IA is great, but doesn’t always crawl things like news articles as frequently as Google does.

jordemort
Who's taking odds on when they shut down search?
DataDaemon
The question is, what is not dead in Google?
pmarreck
The least they could do is financially and perhaps operationally support The Internet Archive instead
bananapub
quite a surreal change; is it just that the CFO's endless cost cutting has reached this? did it just hit serving or actually maintaining the data? one has to assume you'd have seen a VP of search resign if it was the latter.
zoobab
HTTP was not designed to resist a nuclear attack.

So easy to make some content disseapear.

rustdeveloper
This is a terrible news :( I know it was an option for web scraping and I used in once. I’m curious what is the real reason they took it down.
terrycody
What were they thinking?!
bomewish
What on earth is wrong with that company? This is just so incredibly brain dead.
fngjdflmdflg
I'm surprised it took them this long. I like many others used it to view paid articles for free. I imagine paywalled sites didn't like that and told them to shut it down.
xwat
Another useful feature gone, I relied on the cache many times in the past 15 years (almost on a daily basis), it will be missed.
alexcook111
yeah true because when I am checking it on my site it is disabled. https://www.dotcom-tools.com/website-speed-test
faangguyindia
I hardly use Google search anymore. I think Google search wil also be dead soo .

For long time I had to suffix "reddit", to every search query I make because of absolute garbage results I get from Google of blogspam and adverts everywhere.

Now I only use LLMs and maybe perplexity sometimes.

Unfortunately, Google's time is over.

jjbinx007
Is anyone at Google even aware how much this hurts their brand?

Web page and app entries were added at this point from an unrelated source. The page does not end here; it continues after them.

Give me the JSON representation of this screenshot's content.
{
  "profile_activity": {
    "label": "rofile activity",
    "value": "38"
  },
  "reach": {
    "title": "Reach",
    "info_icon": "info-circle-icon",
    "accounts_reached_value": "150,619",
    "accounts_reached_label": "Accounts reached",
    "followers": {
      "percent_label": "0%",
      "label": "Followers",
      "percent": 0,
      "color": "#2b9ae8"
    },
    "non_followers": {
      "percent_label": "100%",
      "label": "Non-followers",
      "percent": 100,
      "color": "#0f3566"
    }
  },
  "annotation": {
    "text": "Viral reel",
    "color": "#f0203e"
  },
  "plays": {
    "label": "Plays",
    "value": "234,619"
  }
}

I received an email from Google today with the subject line "Meet the new Google TV Streamer (4K)"

The sender was Google Chromecast. Apparently it's some sort of streaming hardware they are selling for £99.

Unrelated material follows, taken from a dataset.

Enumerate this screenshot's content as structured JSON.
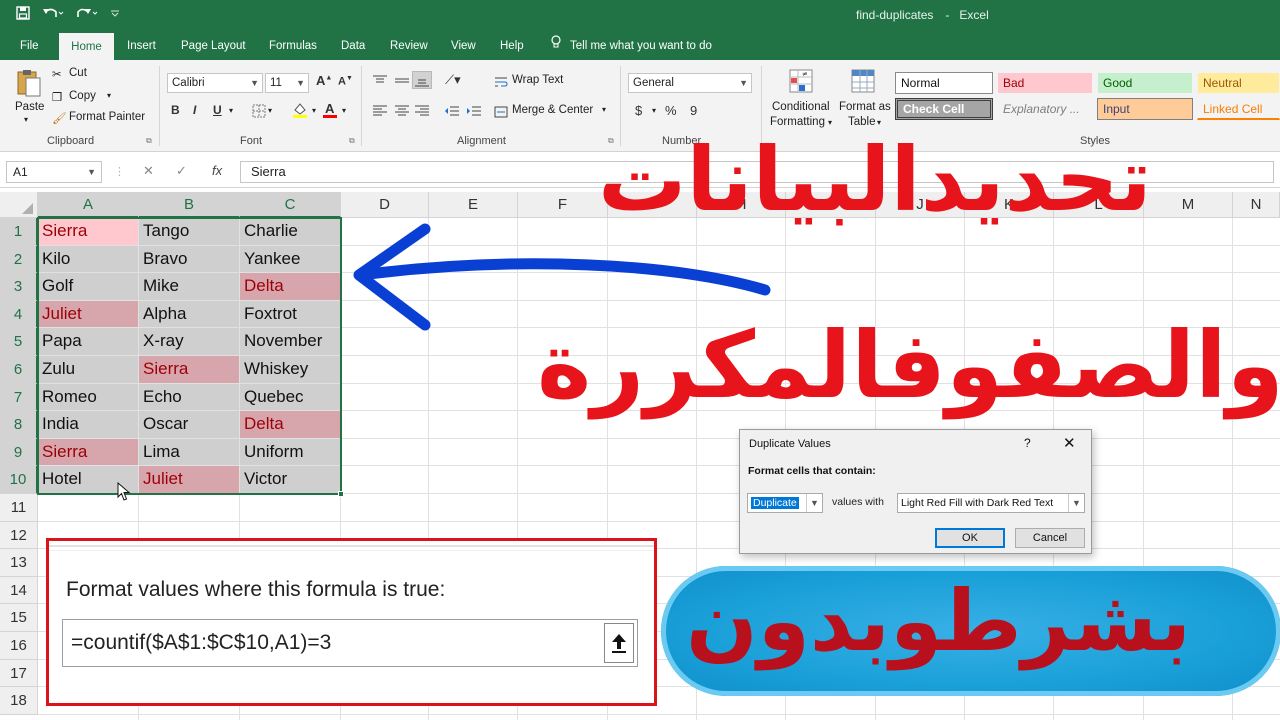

I won't even consider buying one. How long until it's an obsolete brick? And when it's a brick, what are the chances I can wipe it and install my own software on it? Probably zero.

No thanks, Google. You've blotched your copybook too many times.

pydry
Enshittification
jjbinx007
I guess that's another one to add to the list:

https://killedbygoogle.com/

throwaway984393
[dead]
rkagerer
This a shame. It's really annoying getting a Google result snippet that contains your search phrase, but when you click the link is nowhere to be found in the content of the page (e.g. because sever rendered differently for you than the crawl agent).

Cache was a great way to find what you're actually looking for in cases like these.

helf
[dead]
whydoineedthis
What was it?
irrational
I'm pretty sure that Google's main business is cancelling products. Things like search and ads are just side gigs.
readyplayernull
Nowadays my browser's home page is one of the LLMs. It's easier to get knowledge with an AI than the dead Internet to which Google contributed.